Can we do better still? Probably.
What has not been factored into the above calculations is that below the age of 60, the majority of deaths occur among people with chronic conditions like respiratory and heart disease.
If we wrap protection around these people as well as those over 60, the death rate will fall further – but again this will rely on other young healthy people having high infection rates and becoming immune.
Is specifically protecting the old (and people with chronic conditions) ethical from the perspective of the young and healthy who incur higher infection rates?
Under a health gain maximising utilitarian framework, yes. So long as the total life years saved by protecting the old and unwell exceed the life years lost among the increased numbers of young people dying – which it probably does. There are other ethical and philosophical analyses that could be made – the ‘fair innings’ argument for example which puts more weight on saving younger lives.
But if the NZ Government adopts the flattening the curve strategy it should probably mean we are then obligated to consider a societal contract.
If young (and healthy) people are expected to keep working and experience higher infections rates, the small proportion of those young people unfortunate enough to get very sick deserve prioritisation of critical care facilities over the elderly and people of all ages with chronic conditions.
Does this type of analysis help decision-making about the best endgame strategy for COVID-19 in NZ?
We hope so. Leaders in Wellington now have some (albeit crude) numbers to inject into this tough decision.
Let’s assume that a ‘stop then restart’ eradication strategy – if successful – still results in 500 deaths before eradication is achieved.
Assuming about five years of life lost per death (as they will mostly be in the elderly or those with chronic conditions), that is 2,500 life years lost.
Under the alternative ‘flattening the curve’ strategy there are perhaps 13,000 to 6,500 deaths, or 65,200 to 32,600 life years lost.

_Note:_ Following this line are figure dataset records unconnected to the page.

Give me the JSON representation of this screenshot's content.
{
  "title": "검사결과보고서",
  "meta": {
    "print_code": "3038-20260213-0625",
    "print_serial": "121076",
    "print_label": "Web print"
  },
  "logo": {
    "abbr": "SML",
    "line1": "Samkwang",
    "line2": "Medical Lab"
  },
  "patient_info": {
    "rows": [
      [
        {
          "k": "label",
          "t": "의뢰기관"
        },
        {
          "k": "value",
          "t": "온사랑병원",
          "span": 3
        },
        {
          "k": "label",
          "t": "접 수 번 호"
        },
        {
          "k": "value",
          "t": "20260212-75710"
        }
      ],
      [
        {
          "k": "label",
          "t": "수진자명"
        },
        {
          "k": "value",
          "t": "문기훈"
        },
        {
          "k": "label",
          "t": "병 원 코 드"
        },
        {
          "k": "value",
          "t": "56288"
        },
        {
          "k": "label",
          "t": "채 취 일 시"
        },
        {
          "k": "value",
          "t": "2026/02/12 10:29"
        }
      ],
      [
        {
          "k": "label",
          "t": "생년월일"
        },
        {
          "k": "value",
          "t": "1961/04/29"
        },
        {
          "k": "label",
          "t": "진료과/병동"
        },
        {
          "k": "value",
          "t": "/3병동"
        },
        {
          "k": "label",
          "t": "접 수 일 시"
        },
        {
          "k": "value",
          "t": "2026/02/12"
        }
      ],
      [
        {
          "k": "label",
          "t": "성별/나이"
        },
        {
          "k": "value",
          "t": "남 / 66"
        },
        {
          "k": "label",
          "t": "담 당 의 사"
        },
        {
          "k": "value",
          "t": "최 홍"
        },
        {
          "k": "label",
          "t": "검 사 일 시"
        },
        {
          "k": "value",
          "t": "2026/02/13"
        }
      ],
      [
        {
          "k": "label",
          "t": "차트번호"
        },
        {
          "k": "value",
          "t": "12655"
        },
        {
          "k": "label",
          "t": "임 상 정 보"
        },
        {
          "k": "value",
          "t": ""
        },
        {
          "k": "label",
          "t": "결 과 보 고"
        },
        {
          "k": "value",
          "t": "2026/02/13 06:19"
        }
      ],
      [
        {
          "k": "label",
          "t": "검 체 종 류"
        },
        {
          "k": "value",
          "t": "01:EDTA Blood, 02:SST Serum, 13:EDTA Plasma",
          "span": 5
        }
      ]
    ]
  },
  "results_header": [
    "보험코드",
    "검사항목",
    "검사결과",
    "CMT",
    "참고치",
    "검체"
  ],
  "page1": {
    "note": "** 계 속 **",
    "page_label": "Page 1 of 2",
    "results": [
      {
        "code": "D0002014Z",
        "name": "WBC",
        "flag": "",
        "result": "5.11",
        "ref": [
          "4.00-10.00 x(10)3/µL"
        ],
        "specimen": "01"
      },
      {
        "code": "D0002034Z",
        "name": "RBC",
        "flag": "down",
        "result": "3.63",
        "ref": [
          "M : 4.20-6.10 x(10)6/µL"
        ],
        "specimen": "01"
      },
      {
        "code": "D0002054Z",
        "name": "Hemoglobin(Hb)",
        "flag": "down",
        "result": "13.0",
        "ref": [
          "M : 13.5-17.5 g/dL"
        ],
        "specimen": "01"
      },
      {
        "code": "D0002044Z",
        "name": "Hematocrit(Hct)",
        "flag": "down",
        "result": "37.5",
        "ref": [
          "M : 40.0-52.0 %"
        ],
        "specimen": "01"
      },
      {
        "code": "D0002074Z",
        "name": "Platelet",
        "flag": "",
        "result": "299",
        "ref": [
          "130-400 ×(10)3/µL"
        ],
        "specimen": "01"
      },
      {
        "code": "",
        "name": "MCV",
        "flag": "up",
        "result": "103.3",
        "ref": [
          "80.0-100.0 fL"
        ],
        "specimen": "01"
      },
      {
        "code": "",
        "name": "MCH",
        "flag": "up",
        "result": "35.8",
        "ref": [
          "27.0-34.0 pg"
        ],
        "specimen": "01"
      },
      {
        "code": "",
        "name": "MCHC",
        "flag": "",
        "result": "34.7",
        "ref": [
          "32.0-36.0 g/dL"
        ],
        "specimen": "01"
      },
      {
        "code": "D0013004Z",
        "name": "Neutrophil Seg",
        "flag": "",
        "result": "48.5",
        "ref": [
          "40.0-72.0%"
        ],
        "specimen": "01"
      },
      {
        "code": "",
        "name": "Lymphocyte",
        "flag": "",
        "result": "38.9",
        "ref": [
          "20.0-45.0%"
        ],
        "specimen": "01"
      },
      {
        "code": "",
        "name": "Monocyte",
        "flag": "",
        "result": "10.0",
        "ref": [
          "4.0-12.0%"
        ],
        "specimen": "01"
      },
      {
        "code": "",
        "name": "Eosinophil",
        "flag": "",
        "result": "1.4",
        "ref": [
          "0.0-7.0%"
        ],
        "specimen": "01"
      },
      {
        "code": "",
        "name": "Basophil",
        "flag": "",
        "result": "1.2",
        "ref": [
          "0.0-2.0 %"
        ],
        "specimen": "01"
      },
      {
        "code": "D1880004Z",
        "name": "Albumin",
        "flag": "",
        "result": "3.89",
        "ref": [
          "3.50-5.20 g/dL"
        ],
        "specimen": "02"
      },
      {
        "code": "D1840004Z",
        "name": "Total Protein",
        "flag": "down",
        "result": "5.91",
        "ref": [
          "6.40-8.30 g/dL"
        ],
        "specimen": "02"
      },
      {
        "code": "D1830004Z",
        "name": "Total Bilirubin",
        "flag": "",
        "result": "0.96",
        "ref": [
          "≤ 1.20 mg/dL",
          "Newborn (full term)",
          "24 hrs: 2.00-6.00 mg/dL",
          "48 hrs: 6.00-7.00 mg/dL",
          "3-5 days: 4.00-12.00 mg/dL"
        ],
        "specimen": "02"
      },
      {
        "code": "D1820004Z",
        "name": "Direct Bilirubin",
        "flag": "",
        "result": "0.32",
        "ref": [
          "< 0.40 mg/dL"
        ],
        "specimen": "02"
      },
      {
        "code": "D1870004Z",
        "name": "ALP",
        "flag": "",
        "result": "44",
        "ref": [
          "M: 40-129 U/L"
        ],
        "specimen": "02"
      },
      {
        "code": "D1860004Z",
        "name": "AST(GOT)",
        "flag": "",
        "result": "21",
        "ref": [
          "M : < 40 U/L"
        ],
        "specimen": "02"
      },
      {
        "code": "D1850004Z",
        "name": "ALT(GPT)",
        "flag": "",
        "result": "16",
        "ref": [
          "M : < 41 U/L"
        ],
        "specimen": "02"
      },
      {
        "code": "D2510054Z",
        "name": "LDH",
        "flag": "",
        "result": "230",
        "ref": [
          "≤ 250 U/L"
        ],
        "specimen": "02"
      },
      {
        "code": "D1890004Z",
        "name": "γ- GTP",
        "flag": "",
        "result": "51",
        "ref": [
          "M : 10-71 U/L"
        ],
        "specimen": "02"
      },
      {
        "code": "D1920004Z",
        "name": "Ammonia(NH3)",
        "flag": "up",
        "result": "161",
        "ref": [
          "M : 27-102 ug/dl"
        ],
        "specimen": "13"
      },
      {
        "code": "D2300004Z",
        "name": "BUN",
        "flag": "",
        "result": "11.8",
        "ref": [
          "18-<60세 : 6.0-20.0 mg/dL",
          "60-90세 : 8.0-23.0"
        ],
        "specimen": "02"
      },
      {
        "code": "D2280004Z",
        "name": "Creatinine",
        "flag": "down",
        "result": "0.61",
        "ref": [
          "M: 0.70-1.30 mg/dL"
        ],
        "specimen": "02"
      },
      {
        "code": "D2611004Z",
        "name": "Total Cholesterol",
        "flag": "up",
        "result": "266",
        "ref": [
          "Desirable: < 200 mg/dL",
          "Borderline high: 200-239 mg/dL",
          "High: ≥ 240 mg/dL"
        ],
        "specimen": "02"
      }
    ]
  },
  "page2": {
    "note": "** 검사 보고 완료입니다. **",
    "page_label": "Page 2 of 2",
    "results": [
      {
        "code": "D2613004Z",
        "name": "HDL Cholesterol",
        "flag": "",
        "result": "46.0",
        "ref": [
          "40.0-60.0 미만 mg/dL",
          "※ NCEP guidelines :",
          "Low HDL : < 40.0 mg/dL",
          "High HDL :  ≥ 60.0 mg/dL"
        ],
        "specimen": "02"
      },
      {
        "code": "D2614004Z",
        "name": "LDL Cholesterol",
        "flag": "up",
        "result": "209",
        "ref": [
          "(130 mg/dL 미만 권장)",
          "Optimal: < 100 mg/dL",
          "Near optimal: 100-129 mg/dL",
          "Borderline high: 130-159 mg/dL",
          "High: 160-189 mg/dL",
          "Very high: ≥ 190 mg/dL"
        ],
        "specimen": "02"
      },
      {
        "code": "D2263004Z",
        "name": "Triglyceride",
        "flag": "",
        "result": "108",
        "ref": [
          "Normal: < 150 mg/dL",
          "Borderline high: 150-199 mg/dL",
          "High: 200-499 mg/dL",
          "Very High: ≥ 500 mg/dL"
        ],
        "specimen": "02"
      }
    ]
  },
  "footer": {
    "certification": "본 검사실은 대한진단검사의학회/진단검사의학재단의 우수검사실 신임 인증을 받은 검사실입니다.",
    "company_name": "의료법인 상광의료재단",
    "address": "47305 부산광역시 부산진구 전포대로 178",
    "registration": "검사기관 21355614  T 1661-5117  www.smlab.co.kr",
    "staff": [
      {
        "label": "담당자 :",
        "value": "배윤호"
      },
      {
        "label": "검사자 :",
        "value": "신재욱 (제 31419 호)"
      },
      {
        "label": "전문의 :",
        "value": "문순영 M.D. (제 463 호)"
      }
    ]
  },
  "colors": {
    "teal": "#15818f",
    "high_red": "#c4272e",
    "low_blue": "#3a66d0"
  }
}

But we need to factor in the chance of success of an eradication policy. Let’s assume eradication has a three quarters (75%) chance of success in NZ at the current time, and therefore a 25% chance of failure or ‘defaulting back to flattening the curve’.
That means the expected life years lost under eradication = [75% × 2,500] + [25% × 65,200 to 25% × 32,600] = 10,000 to 18,200 ‘expected’ life years lost.

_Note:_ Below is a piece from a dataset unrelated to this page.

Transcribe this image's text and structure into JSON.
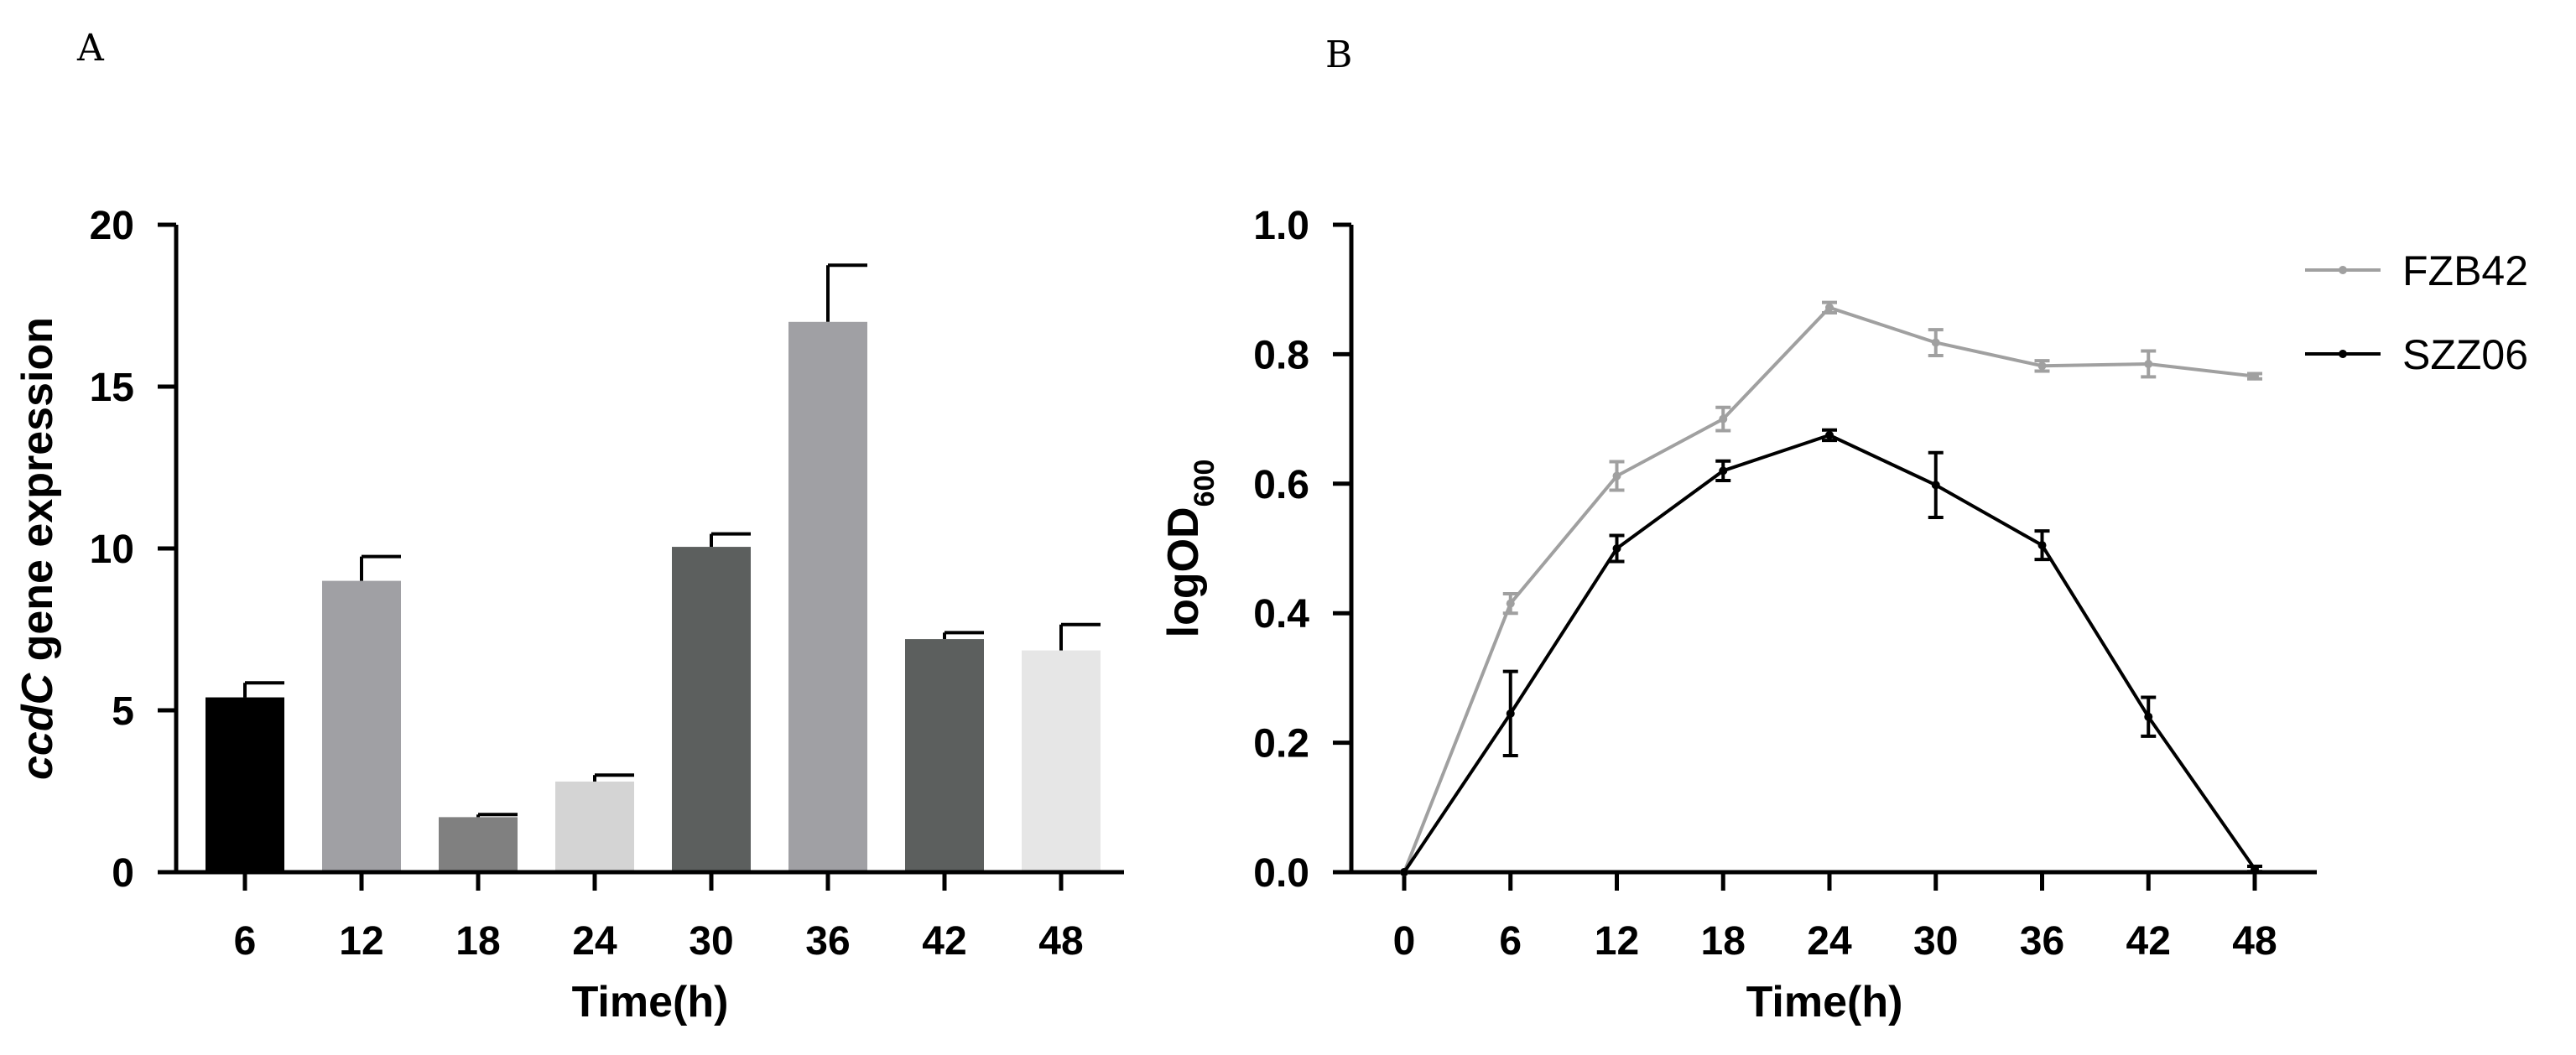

It is the difference (or what economists call the increment) between the scenarios of eradication and flattening the curve that really matters.
Combining worst- and best-case math, the expected gain for eradication over flattening the curve is therefore 14,400 life years saved (32,600 minus 18,200) to 55,200 life years saved (65,200 minus 10,000).
So these analyses suggest a strong extra health benefit of the eradication strategy over the ‘flatten the curve’ mitigation strategy. Indeed, this analysis is likely to be conservative as under the mitigation strategy the true case fatality risk might increase markedly once hospitals and ICUs in NZ are overloaded (and for a R0 = 2.5 pandemic in NZ this ICU overload occurs near the start of the epidemic curve).
How much do we spend to try and reap this expected gain?
Based on a rule of thumb in the BODE3 Programme we use GDP per capita as the threshold for cost-effectiveness around saving a year of life (ie, around $NZ 45,000 per life year / QALY).
This implies that as a society, and considering all differences in costs between attempted eradication versus flattening the curve (eg, in the health sector, across the economy – and factoring in that eradiation may be better in some aspects through a more ‘normal’ economy in a few months time), society might be prepared to spend up to $650 million to $2.48 billion more to ‘give eradication a go’.
These are quick calculations. There are many other considerations too, like allowing mathematically for morbidity and the capacity of the system. Our calculations could and should be improved.
The Government needs to instruct the Ministry of Health and Treasury to check and update our analysis. It is running out of time to get this sorted.